私たちがスマートフォンを操作する際を想像してみよう。画面に触れる直前、指先は一瞬の間を置く。その僅かな「まごつき」が、むしろ自然な動きを生み出している。
診察室では、話し始めようとして、一度深く息を吐く患者の姿がある。言葉にならない感情が、その「間」に込められているのを感じる。澱みなく話し続ける患者には違和感を覚えるに違いない。
しかし、この「ノイズ」の量やタイミングを適切に制御することは容易ではないだろう。平均値に基づいた統計的なアプローチでは、個性を生み出す「無駄」は均質化され、埋もれてしまう。未だオプティマスやFigureのようなヒューマノイドが達成できていないところをみるとその難易度の高さが伺える。
この「無駄」の価値は、教育の場においても改めて評価しても良いではないか。従来の教育は、効率性や合理性を重視し、無駄を排除することに重点を置いてきたように思う。しかし、人生における真の学びは、必ずしも予定調和的に得られるとは限らない。寄り道や失敗、一見無意味な経験の中にこそ、予期せぬ発見や成長の種が隠れている。教育においても、ある程度の「ランダムさ」や「ノイズ」を取り入れることで、子どもたちの創造性や主体性を育むことができないだろうか。
具体的な例として、図画工作の授業を考えてみる。
教師が手順や完成形を細かく指示するのではなく、様々な素材を用意し、子どもたちが自由に発想し、試行錯誤しながら作品を作る。この過程で、子どもたちは予期せぬ発見をしたり、失敗から学んだり、新たなアイデアを閃いたりするだろう。これらは、指示通りに作業を進めるだけでは得られない貴重な経験であり、創造的な思考力を養う上で重要な役割を果たす。
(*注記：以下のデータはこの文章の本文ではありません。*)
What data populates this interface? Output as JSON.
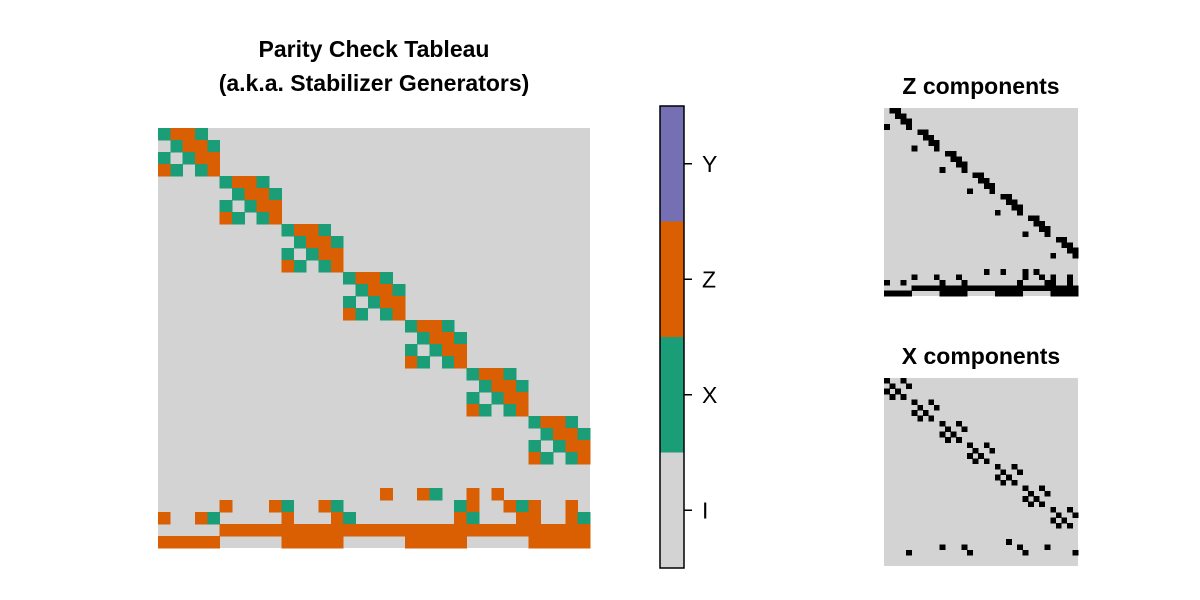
{
  "chart_data": [
    {
      "type": "heatmap",
      "title_lines": [
        "Parity Check Tableau",
        "(a.k.a. Stabilizer Generators)"
      ],
      "rows": 35,
      "cols": 35,
      "encoding": {
        "0": "I",
        "1": "X",
        "2": "Z",
        "3": "Y"
      },
      "blocks": {
        "count": 7,
        "size": 5,
        "pattern": [
          [
            1,
            2,
            2,
            1,
            0
          ],
          [
            0,
            1,
            2,
            2,
            1
          ],
          [
            1,
            0,
            1,
            2,
            2
          ],
          [
            2,
            1,
            0,
            1,
            2
          ]
        ]
      },
      "logical_rows": [
        [
          0,
          0,
          0,
          0,
          0,
          0,
          0,
          0,
          0,
          0,
          0,
          0,
          0,
          0,
          0,
          0,
          0,
          0,
          0,
          0,
          0,
          0,
          0,
          0,
          0,
          0,
          0,
          0,
          0,
          0,
          0,
          0,
          0,
          0,
          0
        ],
        [
          0,
          0,
          0,
          0,
          0,
          0,
          0,
          0,
          0,
          0,
          0,
          0,
          0,
          0,
          0,
          0,
          0,
          0,
          0,
          0,
          0,
          0,
          0,
          0,
          0,
          0,
          0,
          0,
          0,
          0,
          0,
          0,
          0,
          0,
          0
        ],
        [
          0,
          0,
          0,
          0,
          0,
          0,
          0,
          0,
          0,
          0,
          0,
          0,
          0,
          0,
          0,
          0,
          0,
          0,
          2,
          0,
          0,
          2,
          1,
          0,
          0,
          2,
          0,
          2,
          0,
          0,
          0,
          0,
          0,
          0,
          0
        ],
        [
          0,
          0,
          0,
          0,
          0,
          2,
          0,
          0,
          0,
          2,
          1,
          0,
          0,
          2,
          1,
          0,
          0,
          0,
          0,
          0,
          0,
          0,
          0,
          0,
          1,
          2,
          0,
          0,
          2,
          1,
          2,
          0,
          0,
          2,
          0
        ],
        [
          2,
          0,
          0,
          2,
          1,
          0,
          0,
          0,
          0,
          0,
          2,
          0,
          0,
          0,
          2,
          1,
          0,
          0,
          0,
          0,
          0,
          0,
          0,
          0,
          2,
          1,
          0,
          0,
          0,
          2,
          2,
          0,
          0,
          2,
          1
        ],
        [
          0,
          0,
          0,
          0,
          0,
          2,
          2,
          2,
          2,
          2,
          2,
          2,
          2,
          2,
          2,
          2,
          2,
          2,
          2,
          2,
          2,
          2,
          2,
          2,
          2,
          2,
          2,
          2,
          2,
          2,
          2,
          2,
          2,
          2,
          2
        ],
        [
          2,
          2,
          2,
          2,
          2,
          0,
          0,
          0,
          0,
          0,
          2,
          2,
          2,
          2,
          2,
          0,
          0,
          0,
          0,
          0,
          2,
          2,
          2,
          2,
          2,
          0,
          0,
          0,
          0,
          0,
          2,
          2,
          2,
          2,
          2
        ]
      ]
    },
    {
      "type": "legend-colorbar",
      "ticks": [
        "I",
        "X",
        "Z",
        "Y"
      ],
      "colors": {
        "I": "#d3d3d3",
        "X": "#1b9e77",
        "Z": "#d95f02",
        "Y": "#7570b3"
      }
    },
    {
      "type": "heatmap",
      "title": "Z components",
      "source": "Z part of tableau (Z or Y = black)"
    },
    {
      "type": "heatmap",
      "title": "X components",
      "source": "X part of tableau (X or Y = black)"
    }
  ],
  "colors": {
    "background_cell": "#d3d3d3",
    "binary_on": "#000000",
    "frame": "#000000"
  }
}
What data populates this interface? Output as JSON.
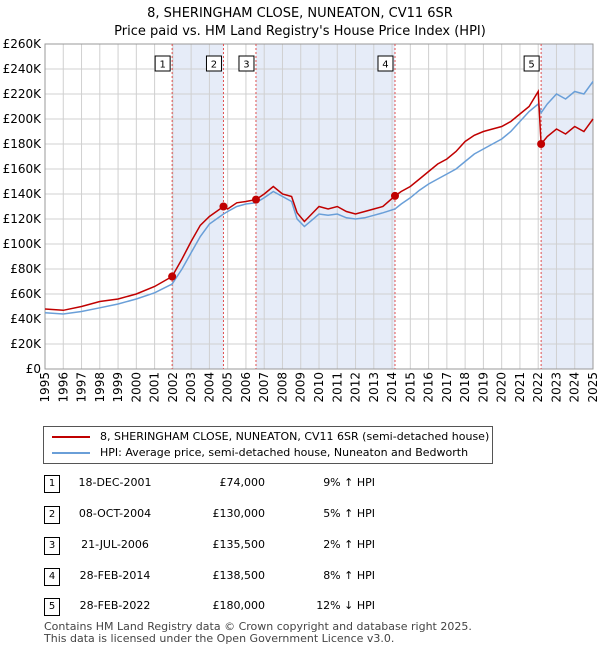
{
  "header": {
    "title": "8, SHERINGHAM CLOSE, NUNEATON, CV11 6SR",
    "subtitle": "Price paid vs. HM Land Registry's House Price Index (HPI)"
  },
  "legend": {
    "property_label": "8, SHERINGHAM CLOSE, NUNEATON, CV11 6SR (semi-detached house)",
    "hpi_label": "HPI: Average price, semi-detached house, Nuneaton and Bedworth"
  },
  "colors": {
    "property_line": "#c00000",
    "hpi_line": "#6a9fd8",
    "shade": "#e6ecf8",
    "vline": "#e05050"
  },
  "sales": [
    {
      "num": "1",
      "date": "18-DEC-2001",
      "price": "£74,000",
      "hpi": "9% ↑ HPI"
    },
    {
      "num": "2",
      "date": "08-OCT-2004",
      "price": "£130,000",
      "hpi": "5% ↑ HPI"
    },
    {
      "num": "3",
      "date": "21-JUL-2006",
      "price": "£135,500",
      "hpi": "2% ↑ HPI"
    },
    {
      "num": "4",
      "date": "28-FEB-2014",
      "price": "£138,500",
      "hpi": "8% ↑ HPI"
    },
    {
      "num": "5",
      "date": "28-FEB-2022",
      "price": "£180,000",
      "hpi": "12% ↓ HPI"
    }
  ],
  "footer": {
    "line1": "Contains HM Land Registry data © Crown copyright and database right 2025.",
    "line2": "This data is licensed under the Open Government Licence v3.0."
  },
  "chart_data": {
    "type": "line",
    "title": "8, SHERINGHAM CLOSE, NUNEATON, CV11 6SR",
    "subtitle": "Price paid vs. HM Land Registry's House Price Index (HPI)",
    "xlabel": "",
    "ylabel": "",
    "xlim": [
      1995,
      2025
    ],
    "ylim": [
      0,
      260000
    ],
    "yticks": [
      0,
      20000,
      40000,
      60000,
      80000,
      100000,
      120000,
      140000,
      160000,
      180000,
      200000,
      220000,
      240000,
      260000
    ],
    "ytick_labels": [
      "£0",
      "£20K",
      "£40K",
      "£60K",
      "£80K",
      "£100K",
      "£120K",
      "£140K",
      "£160K",
      "£180K",
      "£200K",
      "£220K",
      "£240K",
      "£260K"
    ],
    "xticks": [
      1995,
      1996,
      1997,
      1998,
      1999,
      2000,
      2001,
      2002,
      2003,
      2004,
      2005,
      2006,
      2007,
      2008,
      2009,
      2010,
      2011,
      2012,
      2013,
      2014,
      2015,
      2016,
      2017,
      2018,
      2019,
      2020,
      2021,
      2022,
      2023,
      2024,
      2025
    ],
    "grid": true,
    "shaded_spans": [
      [
        2001.96,
        2004.77
      ],
      [
        2006.55,
        2014.16
      ],
      [
        2022.16,
        2025.0
      ]
    ],
    "sale_markers": [
      {
        "label": "1",
        "x": 2001.96,
        "y": 74000
      },
      {
        "label": "2",
        "x": 2004.77,
        "y": 130000
      },
      {
        "label": "3",
        "x": 2006.55,
        "y": 135500
      },
      {
        "label": "4",
        "x": 2014.16,
        "y": 138500
      },
      {
        "label": "5",
        "x": 2022.16,
        "y": 180000
      }
    ],
    "series": [
      {
        "name": "8, SHERINGHAM CLOSE, NUNEATON, CV11 6SR (semi-detached house)",
        "x": [
          1995,
          1996,
          1997,
          1998,
          1999,
          2000,
          2001,
          2001.96,
          2002.5,
          2003,
          2003.5,
          2004,
          2004.77,
          2005,
          2005.5,
          2006,
          2006.55,
          2007,
          2007.5,
          2008,
          2008.5,
          2008.8,
          2009.2,
          2009.6,
          2010,
          2010.5,
          2011,
          2011.5,
          2012,
          2012.5,
          2013,
          2013.5,
          2014.16,
          2014.5,
          2015,
          2015.5,
          2016,
          2016.5,
          2017,
          2017.5,
          2018,
          2018.5,
          2019,
          2019.5,
          2020,
          2020.5,
          2021,
          2021.5,
          2022.0,
          2022.16,
          2022.5,
          2023,
          2023.5,
          2024,
          2024.5,
          2025
        ],
        "y": [
          48000,
          47000,
          50000,
          54000,
          56000,
          60000,
          66000,
          74000,
          88000,
          102000,
          115000,
          122000,
          130000,
          128000,
          133000,
          134000,
          135500,
          140000,
          146000,
          140000,
          138000,
          125000,
          118000,
          124000,
          130000,
          128000,
          130000,
          126000,
          124000,
          126000,
          128000,
          130000,
          138500,
          142000,
          146000,
          152000,
          158000,
          164000,
          168000,
          174000,
          182000,
          187000,
          190000,
          192000,
          194000,
          198000,
          204000,
          210000,
          222000,
          180000,
          186000,
          192000,
          188000,
          194000,
          190000,
          200000
        ]
      },
      {
        "name": "HPI: Average price, semi-detached house, Nuneaton and Bedworth",
        "x": [
          1995,
          1996,
          1997,
          1998,
          1999,
          2000,
          2001,
          2001.96,
          2002.5,
          2003,
          2003.5,
          2004,
          2004.77,
          2005,
          2005.5,
          2006,
          2006.55,
          2007,
          2007.5,
          2008,
          2008.5,
          2008.8,
          2009.2,
          2009.6,
          2010,
          2010.5,
          2011,
          2011.5,
          2012,
          2012.5,
          2013,
          2013.5,
          2014.16,
          2014.5,
          2015,
          2015.5,
          2016,
          2016.5,
          2017,
          2017.5,
          2018,
          2018.5,
          2019,
          2019.5,
          2020,
          2020.5,
          2021,
          2021.5,
          2022.0,
          2022.16,
          2022.5,
          2023,
          2023.5,
          2024,
          2024.5,
          2025
        ],
        "y": [
          45000,
          44000,
          46000,
          49000,
          52000,
          56000,
          61000,
          68000,
          80000,
          93000,
          106000,
          116000,
          124000,
          126000,
          130000,
          132000,
          133000,
          137000,
          142000,
          138000,
          134000,
          120000,
          114000,
          119000,
          124000,
          123000,
          124000,
          121000,
          120000,
          121000,
          123000,
          125000,
          128000,
          132000,
          137000,
          143000,
          148000,
          152000,
          156000,
          160000,
          166000,
          172000,
          176000,
          180000,
          184000,
          190000,
          198000,
          206000,
          212000,
          205000,
          212000,
          220000,
          216000,
          222000,
          220000,
          230000
        ]
      }
    ]
  }
}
人生は完璧に計画された脚本通りには進まないものだ。予期せぬ出来事やハプニングに見舞われることもしばしばあるだろう。しかし、それらの「無駄」な経験、人生におけるノイズを受け入れ、そこから学びを深めることで、私たちはより人間らしく、豊かな人生を歩むことができるのではないだろうか。
「コスパ」「タイパ」思考とは正反対の、マイクロスリップ、ノイズ、ランダムさ… これらの「無駄」は、実は私たち人間を人間たらしめる、かけがえのない要素なのかもしれない。